OK, this is as we expect. The first row checksum matches, and the remaining four don’t. So now let’s go out one set of braces and perform the BIT_XOR.

Server 1:

±-------------------------------------------------------+
| BIT_XOR(CAST(CRC32(CONCAT_WS(’#’, id)) AS UNSIGNED)) |
±-------------------------------------------------------+
| 4088188550 |
±-------------------------------------------------------+

Server 2:

±-------------------------------------------------------+
| BIT_XOR(CAST(CRC32(CONCAT_WS(’#’, id)) AS UNSIGNED)) |
±-------------------------------------------------------+
| 4088188550 |
±-------------------------------------------------------+

Ummmmmmmmmmmm… Houston, WE HAVE A PROBLEM.

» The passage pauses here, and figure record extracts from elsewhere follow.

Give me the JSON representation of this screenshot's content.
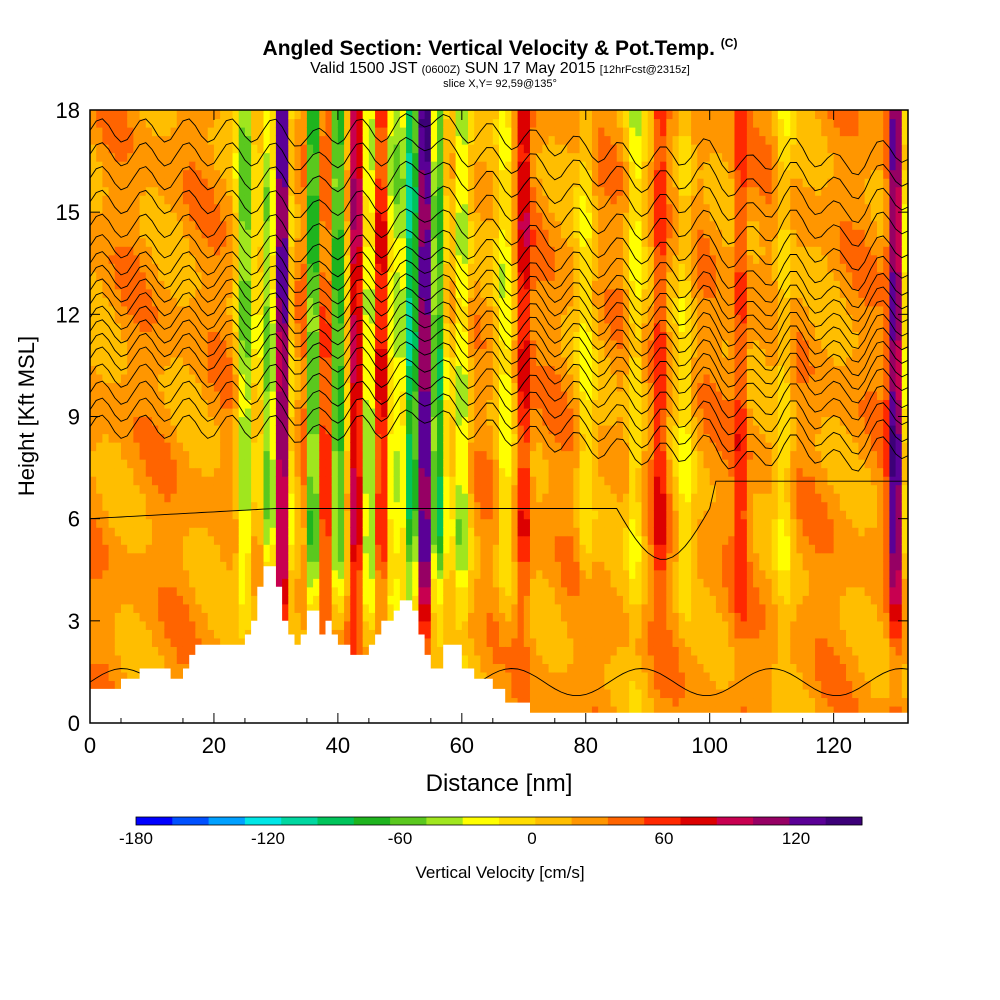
{
  "title": {
    "main": "Angled Section: Vertical Velocity & Pot.Temp.",
    "copyright": "(C)",
    "valid_prefix": "Valid 1500 JST",
    "valid_utc": "(0600Z)",
    "valid_suffix": "SUN 17 May 2015",
    "forecast": "[12hrFcst@2315z]",
    "slice": "slice X,Y= 92,59@135°"
  },
  "colorbar": {
    "title": "Vertical Velocity [cm/s]",
    "tick_labels": [
      "-180",
      "-120",
      "-60",
      "0",
      "60",
      "120"
    ],
    "tick_values": [
      -180,
      -120,
      -60,
      0,
      60,
      120
    ],
    "range": [
      -180,
      150
    ],
    "step": 15,
    "colors": [
      "#0000ff",
      "#0050ff",
      "#00a0ff",
      "#00e6e6",
      "#00d7a0",
      "#00c45a",
      "#1eb41e",
      "#5ac81e",
      "#a0e61e",
      "#ffff00",
      "#ffdc00",
      "#ffbe00",
      "#ff9600",
      "#ff6400",
      "#ff2800",
      "#dc0000",
      "#c80050",
      "#960064",
      "#5a0096",
      "#3c0078"
    ]
  },
  "chart_data": {
    "type": "heatmap",
    "xlabel": "Distance [nm]",
    "ylabel": "Height [Kft MSL]",
    "xlim": [
      0,
      132
    ],
    "ylim": [
      0,
      18
    ],
    "x_ticks": [
      "0",
      "20",
      "40",
      "60",
      "80",
      "100",
      "120"
    ],
    "y_ticks": [
      "0",
      "3",
      "6",
      "9",
      "12",
      "15",
      "18"
    ],
    "x_tick_values": [
      0,
      20,
      40,
      60,
      80,
      100,
      120
    ],
    "y_tick_values": [
      0,
      3,
      6,
      9,
      12,
      15,
      18
    ],
    "field": "Vertical Velocity (cm/s)",
    "contour_field": "Potential Temperature",
    "terrain": [
      [
        0,
        1
      ],
      [
        5,
        1
      ],
      [
        5,
        1.3
      ],
      [
        8,
        1.3
      ],
      [
        8,
        1.6
      ],
      [
        13,
        1.6
      ],
      [
        13,
        1.3
      ],
      [
        15,
        1.3
      ],
      [
        15,
        1.6
      ],
      [
        16,
        1.6
      ],
      [
        16,
        2
      ],
      [
        17,
        2
      ],
      [
        17,
        2.3
      ],
      [
        25,
        2.3
      ],
      [
        25,
        2.6
      ],
      [
        26,
        2.6
      ],
      [
        26,
        3
      ],
      [
        27,
        3
      ],
      [
        27,
        4
      ],
      [
        28,
        4
      ],
      [
        28,
        4.6
      ],
      [
        30,
        4.6
      ],
      [
        30,
        4
      ],
      [
        31,
        4
      ],
      [
        31,
        3
      ],
      [
        32,
        3
      ],
      [
        32,
        2.6
      ],
      [
        33,
        2.6
      ],
      [
        33,
        2.3
      ],
      [
        34,
        2.3
      ],
      [
        34,
        2.6
      ],
      [
        35,
        2.6
      ],
      [
        35,
        3.3
      ],
      [
        37,
        3.3
      ],
      [
        37,
        2.6
      ],
      [
        38,
        2.6
      ],
      [
        38,
        3
      ],
      [
        39,
        3
      ],
      [
        39,
        2.6
      ],
      [
        40,
        2.6
      ],
      [
        40,
        2.3
      ],
      [
        42,
        2.3
      ],
      [
        42,
        2
      ],
      [
        45,
        2
      ],
      [
        45,
        2.3
      ],
      [
        46,
        2.3
      ],
      [
        46,
        2.6
      ],
      [
        47,
        2.6
      ],
      [
        47,
        3
      ],
      [
        49,
        3
      ],
      [
        49,
        3.3
      ],
      [
        50,
        3.3
      ],
      [
        50,
        3.6
      ],
      [
        52,
        3.6
      ],
      [
        52,
        3.3
      ],
      [
        53,
        3.3
      ],
      [
        53,
        2.6
      ],
      [
        54,
        2.6
      ],
      [
        54,
        2
      ],
      [
        55,
        2
      ],
      [
        55,
        1.6
      ],
      [
        57,
        1.6
      ],
      [
        57,
        2.3
      ],
      [
        60,
        2.3
      ],
      [
        60,
        1.6
      ],
      [
        62,
        1.6
      ],
      [
        62,
        1.3
      ],
      [
        65,
        1.3
      ],
      [
        65,
        1
      ],
      [
        67,
        1
      ],
      [
        67,
        0.6
      ],
      [
        71,
        0.6
      ],
      [
        71,
        0.3
      ],
      [
        132,
        0.3
      ]
    ],
    "updrafts": [
      {
        "x": 31,
        "amp": 120
      },
      {
        "x": 34,
        "amp": 60
      },
      {
        "x": 38,
        "amp": 60
      },
      {
        "x": 43,
        "amp": 80
      },
      {
        "x": 47,
        "amp": 60
      },
      {
        "x": 54,
        "amp": 150
      },
      {
        "x": 70,
        "amp": 50
      },
      {
        "x": 92,
        "amp": 40
      },
      {
        "x": 105,
        "amp": 35
      },
      {
        "x": 130,
        "amp": 110
      }
    ],
    "downdrafts": [
      {
        "x": 25,
        "amp": -70
      },
      {
        "x": 29,
        "amp": -70
      },
      {
        "x": 33,
        "amp": -60
      },
      {
        "x": 36,
        "amp": -100
      },
      {
        "x": 40,
        "amp": -90
      },
      {
        "x": 45,
        "amp": -70
      },
      {
        "x": 49,
        "amp": -60
      },
      {
        "x": 52,
        "amp": -120
      },
      {
        "x": 56,
        "amp": -100
      },
      {
        "x": 60,
        "amp": -60
      },
      {
        "x": 67,
        "amp": -40
      },
      {
        "x": 80,
        "amp": -30
      },
      {
        "x": 88,
        "amp": -40
      },
      {
        "x": 96,
        "amp": -30
      },
      {
        "x": 112,
        "amp": -30
      },
      {
        "x": 132,
        "amp": -50
      }
    ],
    "contour_levels": [
      1.2,
      6,
      8.7,
      9.2,
      9.7,
      10.2,
      10.7,
      11.1,
      11.5,
      11.9,
      12.3,
      12.7,
      13.1,
      13.5,
      14,
      14.6,
      15.3,
      16,
      16.7,
      17.4
    ]
  }
}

I note that CRC32 is being used here, and pt-table-checksum itself warns that CRC32 “is too prone to hash collisions”. But CRC32 is not the problem here. We are getting distinct sets of checksums out of CRC32. The problem is that we are getting distinct sets of CRC32 checksums that BIT_XOR to the same result. And from then on, everything outside that BIT_XOR doesn’t matter.

As a footnote, if we compare only the first FOUR rows of the table, we get different BIT_XOR results as we expect we should. But with five rows, the data values turn out to be just right to return the same BIT_XOR for both sets of rows. BIT-XOR is effectively being used here as a hash function itself, and it is a terribly, terribly weak one.

This is JUST ONE example table for which this occurs. The customer I am working with has numerous such tables.

It should also be noted that using a stronger hash function such as MD5 or murmur will GREATLY REDUCE the chance of a BIT_XOR collision, but will not eliminate it. But it is vital to understand that it is not actually the “real” hash function that is the weakness being demonstrated here — it is the XOR used as a hash function. It should also be noted that the smaller the number of rows in the table, the more likely an XOR collision is.